Having won its dominance in the vital markets of banking and finance, big business has now evolved precisely to the point where it has fused with the apparatus of government.
This financial markets monopoly has not evolved through the Darwinian process of capitalism. Rather, it has been permitted to arise by continual regulatory concessions and the favourable decisions of government.
All this has been glossed over by our organs of propaganda.
And so it was that there was not a whimper of debate when the government recently introduced a retail bond market and did not bother with a tender.
There was no talk of competition. This latest market franchise, this privatised government asset, was simply awarded to the ASX on a platter.
Incidentally, Commonwealth bonds begin retail trading on Tuesday. It is a great idea. It should have happened ages ago. It is good for investors, who won't have to pay a middle man, and it is good for liquidity. It is also good for the ASX, which is best placed to run it and will no doubt do a fine job. But that is not the point of the story.
The point is that monopolies stifle innovation. And they increase costs to the end users, in this case all of us: both general investors and fund managers.
While it was enjoying this latest largesse (marginal costs near zero, trading and settlement income straight to the bottom line), the ASX quietly bumped up its fees for the second year in a row.
Listing fees for big companies have just shot up another 19 per cent. They can get away with it as Chi-X is a token competitor in trading, but ASX still has listing, clearing and settlement to itself.
New chief executive of Chi-X John Fildes was quoted last month saying the cost of clearing was 65 times higher in Australia than the US.
It is even possible to have a stab at the dollar value of this gift from the state to the ASX on behalf of the investing proletariat.

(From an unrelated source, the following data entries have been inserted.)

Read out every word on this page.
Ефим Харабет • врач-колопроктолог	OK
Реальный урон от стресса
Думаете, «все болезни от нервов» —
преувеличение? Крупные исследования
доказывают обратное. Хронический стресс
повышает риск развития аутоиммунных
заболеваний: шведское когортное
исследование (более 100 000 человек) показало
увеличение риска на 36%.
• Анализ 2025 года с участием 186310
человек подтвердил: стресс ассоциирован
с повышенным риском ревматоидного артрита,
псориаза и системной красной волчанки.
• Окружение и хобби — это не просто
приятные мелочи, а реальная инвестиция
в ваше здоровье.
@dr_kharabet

From a recent report of the Council of Financial Regulators - a sort of market politburo where the comrades from Treasury get together with the comrades from the three regulators, APRA, ASIC and RBA - it can be deduced that introducing competition in clearing equities would deliver cost savings to industry in the order $15 million.
''Competition in clearing has been almost exclusively a European phenomenon,'' notes the report, ''with the primary driver being greater integration of European markets. Some stakeholders questioned whether this experience was relevant to the Australian context, particularly since European markets are significantly larger in aggregate than the Australian market. Given that the total revenue from cash market clearing earned by the incumbent, ASX Clear, was $46 million in 2011-12, a 30 per cent reduction in clearing fees [which is not implausible, given the experience in Europe] would yield aggregate direct savings for the industry of around $15 million.''
As always, countervailing the arguments for competition, efficiency and cost savings was the old ''costs of regulation'' chestnut. More market players equals more work for regulators.

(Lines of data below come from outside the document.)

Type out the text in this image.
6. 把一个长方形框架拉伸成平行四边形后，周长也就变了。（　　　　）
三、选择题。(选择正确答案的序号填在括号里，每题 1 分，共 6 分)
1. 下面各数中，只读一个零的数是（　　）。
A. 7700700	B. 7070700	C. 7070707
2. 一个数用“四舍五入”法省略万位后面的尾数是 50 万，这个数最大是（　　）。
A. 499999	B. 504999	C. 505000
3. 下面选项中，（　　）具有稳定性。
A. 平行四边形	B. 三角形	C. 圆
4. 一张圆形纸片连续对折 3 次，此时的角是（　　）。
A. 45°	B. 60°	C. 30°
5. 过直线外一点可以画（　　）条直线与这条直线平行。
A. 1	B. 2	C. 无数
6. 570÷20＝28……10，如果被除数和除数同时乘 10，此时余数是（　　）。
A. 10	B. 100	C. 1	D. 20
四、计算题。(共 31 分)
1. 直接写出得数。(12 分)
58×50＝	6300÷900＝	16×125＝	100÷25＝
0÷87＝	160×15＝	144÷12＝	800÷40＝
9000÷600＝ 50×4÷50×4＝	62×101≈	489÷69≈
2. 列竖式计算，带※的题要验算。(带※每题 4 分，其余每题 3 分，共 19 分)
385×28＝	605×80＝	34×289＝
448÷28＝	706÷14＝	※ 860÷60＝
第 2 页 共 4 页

While the technocratic arguments against competition are inevitably sophisticated and arcane, in the public arena the state monopoly simply deploys scare tactics; fear of the unknown chiefly. Politicians and media are warned of the sinister threats from ''dark pools'' and high-frequency traders.
If you have ever wondered why Australia, despite its world leadership in the export of coal and iron ore, does not offer a derivatives contract in these commodities - these are but two commodities for the sake of example - it is because years of state monopoly capitalism have stifled innovation.
The likes of Singapore and Hong Kong got the regional jump on us. And now, thanks to the report mentioned here, the party comrades are acknowledging that there may be a financial cost, too, and that is just in clearing.